Written by Barry Gilford and David Lynch. Directed by David Lynch. 1997.

"I like to remember things my own way," says Fred. "How I remember them, not necessarily the way they happened." Seems that's the key to figuring out the enigma of Lost Highway. You might say Lynch was working out an idea here that he would perfect in Mulholland Dr.: the murder of one's lover and the rationalizing fantasy that follows (only, in Mulholland Dr., the fantasy comes first and the murder is the reveal). Here, instead of killing himself afterward, Bill Pullman ends up in jail, and in jail he breaks from reality, is reborn innocent (complete with new body and identity), and proceeds to reconstruct the pieces of his past in order to justify the murders he's committed -- his wife's and her lover's, a man named Dick Laurent, aka Mr. Eddy. Or is Mr. Eddy, like platinum-blonde Alice, just a fantasy, substituting for Andy (Eddy/Andy), whom Pullman suspected of cheating with his wife at the beginning of the film (it's hinted at that he discovers their infidelity in room 26 of the mysterious Lost Highway Hotel)? Either way, the video camera wielded by creepy Robert Blake is a lot like the little blue box and key in Mulholland Dr. It's the signifier of memory, one that Fred ultimately rejects in favor of his own re-creation. It's creepy as hell.

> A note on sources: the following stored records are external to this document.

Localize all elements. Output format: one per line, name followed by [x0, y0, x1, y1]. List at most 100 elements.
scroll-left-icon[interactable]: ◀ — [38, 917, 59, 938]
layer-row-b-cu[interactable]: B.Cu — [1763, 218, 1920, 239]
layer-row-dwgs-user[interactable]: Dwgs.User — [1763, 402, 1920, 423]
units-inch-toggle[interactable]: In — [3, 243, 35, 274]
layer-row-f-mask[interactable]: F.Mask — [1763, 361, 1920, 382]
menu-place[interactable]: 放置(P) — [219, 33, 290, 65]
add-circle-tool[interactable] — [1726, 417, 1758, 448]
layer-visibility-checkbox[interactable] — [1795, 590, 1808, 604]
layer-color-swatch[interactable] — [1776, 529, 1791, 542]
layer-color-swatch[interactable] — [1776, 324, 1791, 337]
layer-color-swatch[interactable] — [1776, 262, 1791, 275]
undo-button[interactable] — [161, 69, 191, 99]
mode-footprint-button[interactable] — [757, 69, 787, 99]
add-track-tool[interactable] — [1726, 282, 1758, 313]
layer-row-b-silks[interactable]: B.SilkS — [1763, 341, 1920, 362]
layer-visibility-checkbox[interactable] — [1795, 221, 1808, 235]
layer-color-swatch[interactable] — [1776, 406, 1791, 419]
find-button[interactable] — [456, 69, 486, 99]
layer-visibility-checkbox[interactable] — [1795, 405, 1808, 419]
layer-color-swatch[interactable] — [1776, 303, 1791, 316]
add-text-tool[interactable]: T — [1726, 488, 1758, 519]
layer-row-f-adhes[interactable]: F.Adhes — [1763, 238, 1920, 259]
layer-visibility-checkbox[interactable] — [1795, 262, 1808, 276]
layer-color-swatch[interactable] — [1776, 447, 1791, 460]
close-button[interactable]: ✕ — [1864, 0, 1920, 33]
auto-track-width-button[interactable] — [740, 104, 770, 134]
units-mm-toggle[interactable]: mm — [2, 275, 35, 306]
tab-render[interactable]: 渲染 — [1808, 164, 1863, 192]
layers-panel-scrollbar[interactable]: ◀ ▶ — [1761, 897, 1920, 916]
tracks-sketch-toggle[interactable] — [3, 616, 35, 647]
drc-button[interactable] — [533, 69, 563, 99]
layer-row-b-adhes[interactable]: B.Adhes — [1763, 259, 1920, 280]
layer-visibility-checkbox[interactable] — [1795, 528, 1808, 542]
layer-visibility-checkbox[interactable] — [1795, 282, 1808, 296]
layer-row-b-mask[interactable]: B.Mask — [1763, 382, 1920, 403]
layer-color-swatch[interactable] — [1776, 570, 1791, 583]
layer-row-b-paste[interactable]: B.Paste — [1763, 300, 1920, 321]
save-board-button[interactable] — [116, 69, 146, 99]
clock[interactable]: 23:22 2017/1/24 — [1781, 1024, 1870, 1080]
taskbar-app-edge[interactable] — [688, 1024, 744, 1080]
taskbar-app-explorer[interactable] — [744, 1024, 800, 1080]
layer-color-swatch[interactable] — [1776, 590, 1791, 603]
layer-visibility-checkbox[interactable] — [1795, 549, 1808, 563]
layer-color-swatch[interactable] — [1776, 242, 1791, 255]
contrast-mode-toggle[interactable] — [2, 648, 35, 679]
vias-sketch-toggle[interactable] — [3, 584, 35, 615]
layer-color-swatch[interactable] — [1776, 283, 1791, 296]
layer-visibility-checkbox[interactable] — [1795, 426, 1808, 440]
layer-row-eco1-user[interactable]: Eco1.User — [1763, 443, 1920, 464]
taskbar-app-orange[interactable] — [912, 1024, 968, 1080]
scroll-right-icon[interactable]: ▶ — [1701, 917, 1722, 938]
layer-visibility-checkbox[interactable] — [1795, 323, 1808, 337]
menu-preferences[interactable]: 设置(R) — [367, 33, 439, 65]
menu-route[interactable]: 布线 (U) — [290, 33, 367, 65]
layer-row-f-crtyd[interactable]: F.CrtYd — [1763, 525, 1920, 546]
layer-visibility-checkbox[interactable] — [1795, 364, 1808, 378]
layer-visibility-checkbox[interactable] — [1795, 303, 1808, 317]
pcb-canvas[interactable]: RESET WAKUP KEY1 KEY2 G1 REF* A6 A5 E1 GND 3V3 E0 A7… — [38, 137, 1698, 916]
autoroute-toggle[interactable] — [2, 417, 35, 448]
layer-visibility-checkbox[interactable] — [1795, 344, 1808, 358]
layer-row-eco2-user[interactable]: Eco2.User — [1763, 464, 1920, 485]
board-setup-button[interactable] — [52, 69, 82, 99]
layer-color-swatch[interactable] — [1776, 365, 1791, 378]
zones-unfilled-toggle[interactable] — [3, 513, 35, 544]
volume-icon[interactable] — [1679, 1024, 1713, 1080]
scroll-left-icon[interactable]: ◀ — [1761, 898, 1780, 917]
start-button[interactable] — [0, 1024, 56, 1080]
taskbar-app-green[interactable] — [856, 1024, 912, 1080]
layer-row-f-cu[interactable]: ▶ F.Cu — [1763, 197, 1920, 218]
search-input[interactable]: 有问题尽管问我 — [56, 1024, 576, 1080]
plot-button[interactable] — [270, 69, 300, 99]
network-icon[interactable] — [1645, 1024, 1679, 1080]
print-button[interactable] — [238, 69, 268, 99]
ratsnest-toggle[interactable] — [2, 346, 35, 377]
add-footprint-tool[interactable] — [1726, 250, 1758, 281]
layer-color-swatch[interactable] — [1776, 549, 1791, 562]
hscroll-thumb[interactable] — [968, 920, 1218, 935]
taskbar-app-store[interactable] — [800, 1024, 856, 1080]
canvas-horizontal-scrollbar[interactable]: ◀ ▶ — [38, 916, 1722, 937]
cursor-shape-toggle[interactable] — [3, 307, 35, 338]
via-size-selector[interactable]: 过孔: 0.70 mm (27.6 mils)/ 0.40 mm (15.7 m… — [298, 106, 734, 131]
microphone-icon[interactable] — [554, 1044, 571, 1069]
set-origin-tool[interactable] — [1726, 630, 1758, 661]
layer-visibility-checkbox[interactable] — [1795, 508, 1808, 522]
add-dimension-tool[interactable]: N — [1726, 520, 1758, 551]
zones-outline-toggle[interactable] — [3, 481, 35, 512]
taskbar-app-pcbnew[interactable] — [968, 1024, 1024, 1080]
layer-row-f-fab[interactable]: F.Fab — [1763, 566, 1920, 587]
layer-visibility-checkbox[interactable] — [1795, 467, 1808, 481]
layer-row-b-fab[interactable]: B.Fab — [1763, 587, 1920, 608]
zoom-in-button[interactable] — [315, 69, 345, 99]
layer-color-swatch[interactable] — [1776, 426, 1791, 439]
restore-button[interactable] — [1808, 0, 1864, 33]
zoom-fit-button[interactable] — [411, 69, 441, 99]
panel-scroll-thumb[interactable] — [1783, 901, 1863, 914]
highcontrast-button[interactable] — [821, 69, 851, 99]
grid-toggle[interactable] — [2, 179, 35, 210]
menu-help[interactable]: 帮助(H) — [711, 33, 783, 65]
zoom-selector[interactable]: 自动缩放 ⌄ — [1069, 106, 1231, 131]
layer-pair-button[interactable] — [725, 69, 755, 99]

Also: nobody makes sunshine and breezes as frightening as David Lynch.

Mulholland Dr.

"I had a dream about this place."

"I had a dream about this place."

Written and directed by David Lynch. 2001.

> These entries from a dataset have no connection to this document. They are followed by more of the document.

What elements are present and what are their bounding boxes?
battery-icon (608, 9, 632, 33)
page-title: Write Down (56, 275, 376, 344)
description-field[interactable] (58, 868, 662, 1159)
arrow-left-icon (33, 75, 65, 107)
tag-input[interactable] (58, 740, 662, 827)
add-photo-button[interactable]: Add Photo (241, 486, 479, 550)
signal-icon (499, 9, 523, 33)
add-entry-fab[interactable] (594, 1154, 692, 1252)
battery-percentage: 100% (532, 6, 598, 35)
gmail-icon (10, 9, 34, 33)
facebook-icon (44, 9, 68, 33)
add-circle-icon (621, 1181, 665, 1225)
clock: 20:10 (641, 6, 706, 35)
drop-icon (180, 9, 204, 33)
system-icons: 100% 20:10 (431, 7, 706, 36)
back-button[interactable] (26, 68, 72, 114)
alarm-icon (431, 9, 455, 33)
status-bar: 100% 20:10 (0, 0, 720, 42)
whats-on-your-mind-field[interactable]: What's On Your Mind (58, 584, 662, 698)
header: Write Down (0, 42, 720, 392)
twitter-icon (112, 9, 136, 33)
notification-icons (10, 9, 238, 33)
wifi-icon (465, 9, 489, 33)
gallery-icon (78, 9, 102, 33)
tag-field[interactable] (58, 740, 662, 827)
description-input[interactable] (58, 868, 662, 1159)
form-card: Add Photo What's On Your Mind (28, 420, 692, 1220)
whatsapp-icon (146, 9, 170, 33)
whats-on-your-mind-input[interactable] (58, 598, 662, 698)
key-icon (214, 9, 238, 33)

Mulholland Dr. is a movie about Hollywood. As such, it fits snugly into a category of films that's one of my favorites: the dream factory dreaming of itself. Lynch's major entry into this sub-genre is specifically about achieving some sense of identity in a place that subverts identity on a regular basis, promoting some to stardom and discarding others. For Diane, one of the discarded, it's about wish-fulfillment, dreams come true. Which is, in the end, if not reality, Hollywood. All the rest -- magic keys and scary old people and dimly lit apartments -- are just the trappings of truth.

Magnolia

"The book says, 'We might be through with the past, but the past ain't through with us.'"

"The book says, 'We might be through with the past, but the past ain't through with us.'"

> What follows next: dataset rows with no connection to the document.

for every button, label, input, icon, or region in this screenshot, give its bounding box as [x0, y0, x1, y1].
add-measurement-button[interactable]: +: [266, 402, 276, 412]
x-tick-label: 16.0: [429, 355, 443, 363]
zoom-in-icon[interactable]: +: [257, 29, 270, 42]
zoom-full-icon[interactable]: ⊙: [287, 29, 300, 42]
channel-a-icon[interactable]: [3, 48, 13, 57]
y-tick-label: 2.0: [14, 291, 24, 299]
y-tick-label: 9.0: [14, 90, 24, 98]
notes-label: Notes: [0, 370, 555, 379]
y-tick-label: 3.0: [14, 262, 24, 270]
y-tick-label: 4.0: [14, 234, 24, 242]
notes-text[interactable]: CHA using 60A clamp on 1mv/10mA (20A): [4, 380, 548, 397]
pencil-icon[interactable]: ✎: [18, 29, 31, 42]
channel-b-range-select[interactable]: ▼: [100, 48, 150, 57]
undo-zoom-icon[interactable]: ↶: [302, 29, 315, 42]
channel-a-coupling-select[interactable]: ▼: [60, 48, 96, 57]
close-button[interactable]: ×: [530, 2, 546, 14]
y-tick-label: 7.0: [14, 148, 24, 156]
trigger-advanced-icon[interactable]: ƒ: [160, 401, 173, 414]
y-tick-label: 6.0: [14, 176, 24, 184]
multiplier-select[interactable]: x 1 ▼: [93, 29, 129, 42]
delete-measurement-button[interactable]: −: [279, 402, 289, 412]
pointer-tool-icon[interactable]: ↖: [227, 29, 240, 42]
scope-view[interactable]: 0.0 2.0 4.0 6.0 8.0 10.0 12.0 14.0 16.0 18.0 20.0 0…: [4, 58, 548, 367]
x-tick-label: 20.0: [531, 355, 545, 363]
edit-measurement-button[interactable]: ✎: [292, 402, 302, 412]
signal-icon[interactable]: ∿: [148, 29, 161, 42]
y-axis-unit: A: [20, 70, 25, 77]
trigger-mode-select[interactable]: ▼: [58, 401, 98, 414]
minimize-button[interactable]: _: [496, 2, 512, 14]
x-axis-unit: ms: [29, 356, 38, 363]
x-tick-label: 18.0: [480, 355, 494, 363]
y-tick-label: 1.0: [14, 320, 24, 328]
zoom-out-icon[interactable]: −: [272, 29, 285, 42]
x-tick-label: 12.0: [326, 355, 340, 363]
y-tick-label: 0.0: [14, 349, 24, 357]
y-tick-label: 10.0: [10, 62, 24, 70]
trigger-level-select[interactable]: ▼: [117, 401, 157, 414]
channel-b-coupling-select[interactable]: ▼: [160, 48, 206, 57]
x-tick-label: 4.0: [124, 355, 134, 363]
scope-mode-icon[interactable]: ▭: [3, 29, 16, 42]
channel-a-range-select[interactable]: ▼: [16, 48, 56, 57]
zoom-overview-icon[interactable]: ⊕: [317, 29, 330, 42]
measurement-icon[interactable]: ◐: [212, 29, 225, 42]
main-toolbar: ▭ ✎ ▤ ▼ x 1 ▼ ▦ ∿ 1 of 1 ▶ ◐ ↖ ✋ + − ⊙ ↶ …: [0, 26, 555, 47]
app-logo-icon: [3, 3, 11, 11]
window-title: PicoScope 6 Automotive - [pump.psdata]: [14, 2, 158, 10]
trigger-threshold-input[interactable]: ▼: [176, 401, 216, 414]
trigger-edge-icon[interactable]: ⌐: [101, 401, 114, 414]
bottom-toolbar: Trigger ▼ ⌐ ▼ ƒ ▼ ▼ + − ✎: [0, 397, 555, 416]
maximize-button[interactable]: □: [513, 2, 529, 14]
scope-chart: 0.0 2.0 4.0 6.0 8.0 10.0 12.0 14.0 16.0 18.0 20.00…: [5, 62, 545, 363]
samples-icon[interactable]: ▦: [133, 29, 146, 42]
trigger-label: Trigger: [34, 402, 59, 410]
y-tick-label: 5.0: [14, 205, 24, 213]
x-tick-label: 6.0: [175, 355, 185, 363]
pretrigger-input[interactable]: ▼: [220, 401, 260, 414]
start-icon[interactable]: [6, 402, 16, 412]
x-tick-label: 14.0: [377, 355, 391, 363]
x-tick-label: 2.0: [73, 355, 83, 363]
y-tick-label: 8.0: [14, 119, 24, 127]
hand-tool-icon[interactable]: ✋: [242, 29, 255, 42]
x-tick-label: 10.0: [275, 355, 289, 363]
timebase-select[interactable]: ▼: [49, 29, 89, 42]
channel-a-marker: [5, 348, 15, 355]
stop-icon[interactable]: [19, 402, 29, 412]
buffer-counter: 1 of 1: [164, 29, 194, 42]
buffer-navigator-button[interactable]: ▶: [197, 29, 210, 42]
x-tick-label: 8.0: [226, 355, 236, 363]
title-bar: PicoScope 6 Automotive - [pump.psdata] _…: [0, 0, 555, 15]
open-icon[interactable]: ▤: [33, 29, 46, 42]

Written and directed by Paul Thomas Anderson. 1999.

Magnolia gets heat for being long, but I don't think so. For me, it's more like spending three hours (or, if you go by the movie's timeline, one rainy day) in the company of interesting and sometimes horrible people (in other words: people). For your consideration: Anderson's adept handling of mise en scene, the camera's movement, the lighting, the editing -- all top notch. Also, the way the rain beads on Officer Jim's uniform. The sequence in Claudia's apartment -- when Jim responds to a "disturbance" -- remains one of the most endearing things I've seen on film.  As for those much-maligned frogs, well, there are foreshadowings throughout the movie, glimpses of signs bearing a tell-tale verse from Exodus (though they're hardly visible on the small screen), and the entire movie builds toward a revelation of this sort: that there is a power at work in the minutiae of life, that yes, strange things do happen all the time, but not without design. So why frogs? I don't know. And I'm not sure I'm meant to. I like that.